If one of my good friends didn’t tell me when her mom was sick and dying, I would think she didn’t care for me very much as a friend. (Obviously, if her mom gets sick and dies rather quickly, I don’t expect a phone call or email or whatever – but if this is over a period of weeks, I want to know so I can help.)
Part of being a friend is to let people be a friend to you.
CCRC bound
I have. I’m married to someone only 7 years older, but with a chronic condition that will likely shorten his life. I have a sister and a nephew (and a mother) but don’t live near them. So I’ve picked out the CCRC (Continuing Care Retirement Community) I want to move into when I’m a little older (49 now) that provides independent living up to memory care. I even stalk their monthly newsletter and dinner/lunch choices. I’m honestly excited to move in and it’s near a college so I can take classes, go on trips.
Prepper
this is an interesting point — as to planning for your later in life loneliness. How much of elderly loneliness is just not planning for it or actively avoiding thinking about what will happen to you? Or not thinking that it will happen to you, so you don’t foster relationships, or pick up hobbies, or importantly, try your best to remain active and limber so that you can live a full life and that you CAN leave your house safely without a fall risk.
And this is not to “victim blame” old people, I”m not saying that yoga will make you live forever, but I would never think that life magically continues on just as it did before. Getting old is tough mentally and physically, but you can plan for it, and you can prepare yourself for it
CCRC I love your plan! best of luck to you, but in the meanwhile, enjoy whatcha got!
Anon
My beloved hair stylist moved away last year and I found a new one through a recommendation from a friend. I am finally admitting that I don’t like the haircuts she gives me. I have been so unhappy with how I look in photos lately and I think a big part of the reason is my haircut. Plus I think I’m ready to grow my hair out a little after having it fairly short so I’m going to need to go through that awkward growth stage and I just feel so blah. No question here — just a vent because I’m going through a phase where I’m not happy with my appearance.
Anonymous
Finding a new hairstylist is such an ordeal. I feel you. The last cut mine gave me was very nearly a mullet…
Anonymous
Thanks to everyone who commented on Wednesday about writing an offer letter to the sellers!

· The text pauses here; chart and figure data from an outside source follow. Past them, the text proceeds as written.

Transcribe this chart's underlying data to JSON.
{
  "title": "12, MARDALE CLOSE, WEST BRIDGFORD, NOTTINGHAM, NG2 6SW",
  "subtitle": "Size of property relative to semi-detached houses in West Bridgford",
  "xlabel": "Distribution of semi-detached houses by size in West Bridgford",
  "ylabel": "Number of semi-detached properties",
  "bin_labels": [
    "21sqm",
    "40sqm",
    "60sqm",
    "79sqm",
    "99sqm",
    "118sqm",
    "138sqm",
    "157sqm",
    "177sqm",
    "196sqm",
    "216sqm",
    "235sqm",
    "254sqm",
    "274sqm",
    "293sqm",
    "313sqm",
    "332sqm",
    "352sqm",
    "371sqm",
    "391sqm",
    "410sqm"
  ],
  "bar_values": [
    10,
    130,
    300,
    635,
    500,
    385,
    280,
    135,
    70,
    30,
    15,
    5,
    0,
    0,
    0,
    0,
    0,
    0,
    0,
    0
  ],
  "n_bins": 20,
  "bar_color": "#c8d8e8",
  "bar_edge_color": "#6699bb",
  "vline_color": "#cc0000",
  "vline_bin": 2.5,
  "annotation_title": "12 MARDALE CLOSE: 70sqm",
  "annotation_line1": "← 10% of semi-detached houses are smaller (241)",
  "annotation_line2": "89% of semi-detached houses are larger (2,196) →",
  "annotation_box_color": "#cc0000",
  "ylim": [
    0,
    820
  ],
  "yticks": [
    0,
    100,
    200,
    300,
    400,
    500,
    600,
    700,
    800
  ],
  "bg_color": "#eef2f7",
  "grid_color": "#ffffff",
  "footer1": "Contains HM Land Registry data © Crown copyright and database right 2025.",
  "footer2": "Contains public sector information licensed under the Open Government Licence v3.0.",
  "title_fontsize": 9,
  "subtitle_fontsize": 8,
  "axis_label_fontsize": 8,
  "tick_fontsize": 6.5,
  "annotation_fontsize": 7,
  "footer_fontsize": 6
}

As you suggested, we focused on the lot, and not the condition of the house – we praised the pretty site, big oak trees, charming area, and the “friendly” house. I did tell them we’d be working with the local historical society to restore the home “to how it may have appeared in earlier times” (I indeed did not mention the questionable design choices, the ’70s addition, or the ’90s “update”).
We submitted an offer Wednesday for $125k under list ($300k under their original list 2 years ago) and they came back with $75k under current list ($250k under original list) and we accepted last night!
This community really is great :)
C2
Congrats!!! I commented on your original post. I’m one of those people who really values old homes, but understands that people have to live in them in modern times. I hope there are many charming things you can uncover and are able to save on your journey. You might find inspiration from two of my favorites in the home blog game – House of Brinson’s restoration of a historical property and Young House Love’s restoration of their first beach house.